Data from the Centers for Disease Control and Prevention shows Florida saw a 37 percent increase in deadly overdoses during the pandemic, and those numbers have continued to rise.
However, some experts say expanding access to the life-saving drug Narcan has made an impact in the fight against addiction.
Police officers in Kissimmee began carrying Narcan in 2017. They get their doses every year through the Florida Department of Health.
“We’ve seen a lot of fentanyl-related overdoses,” KPD Patrol Captain Christopher Succi said. “You only need the slightest or smallest amount to overdose.”
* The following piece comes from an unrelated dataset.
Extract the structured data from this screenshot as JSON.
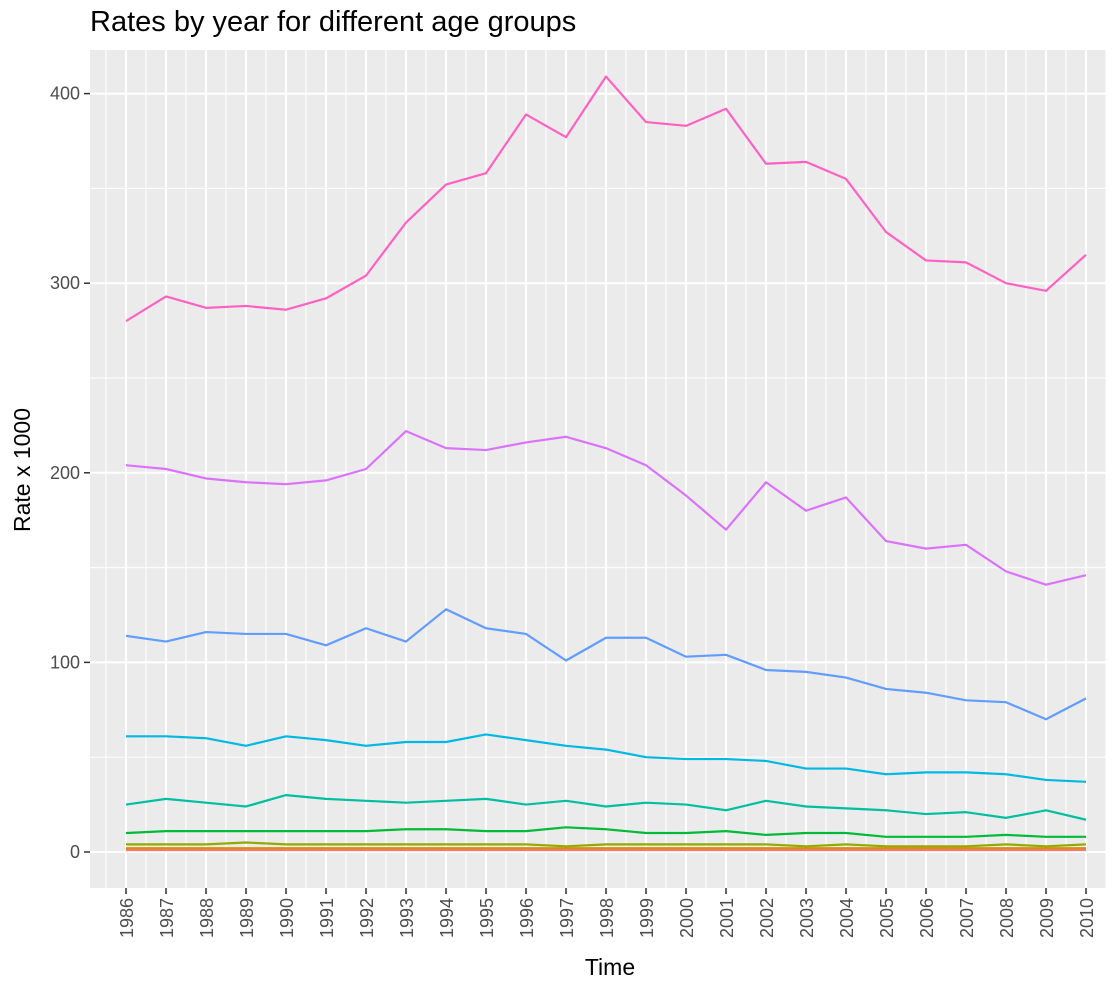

Captain Succi says, in his experience, many who overdose aren’t even aware they’ve taken a drug laced with fentanyl.
Lindsay Bettis, Community Outreach Director for Recovery Village, says she sees it too.
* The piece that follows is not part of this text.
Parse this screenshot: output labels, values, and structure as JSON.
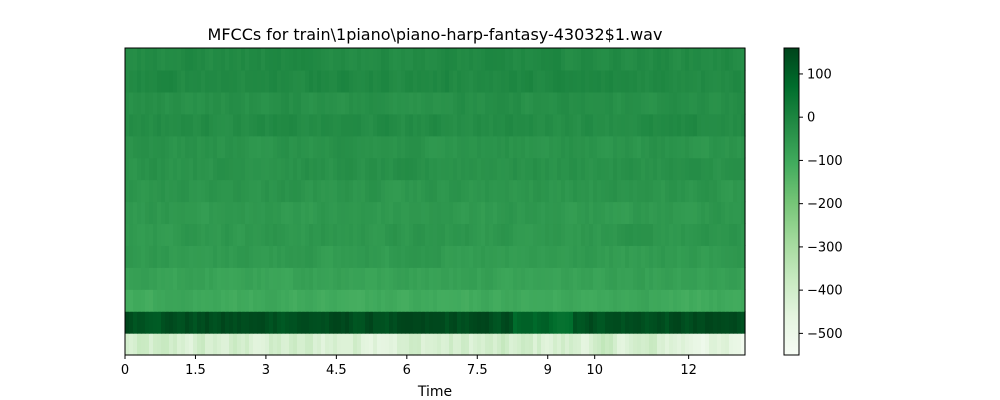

“In a lot of cases, it’s not people that are necessarily addicted to anything or struggling with substance use,” Bettis said. “It’s someone who decided to experiment once.”
It’s why Bettis and other experts who study substance abuse are calling for greater availability of Narcan.
“When someone gets Narcan, they almost instantly come back to consciousness,” Assistant Professor at the University of Central Florida’s School of Global Health Management Dr. Basia Andraka-Christou said.
“It should be a part of everyone’s first-aid kit,” Bettis said. “We see fire extinguishers in every building; there should be Narcan and naloxone in every building.”
Bettis says Narcan isn’t dangerous, but when dealing with a possible fentanyl exposure or overdose, it could make all the difference.
“There are so many medications where if you misuse it, there can be a lot of harm,” Bettis said. “This is not one of those.”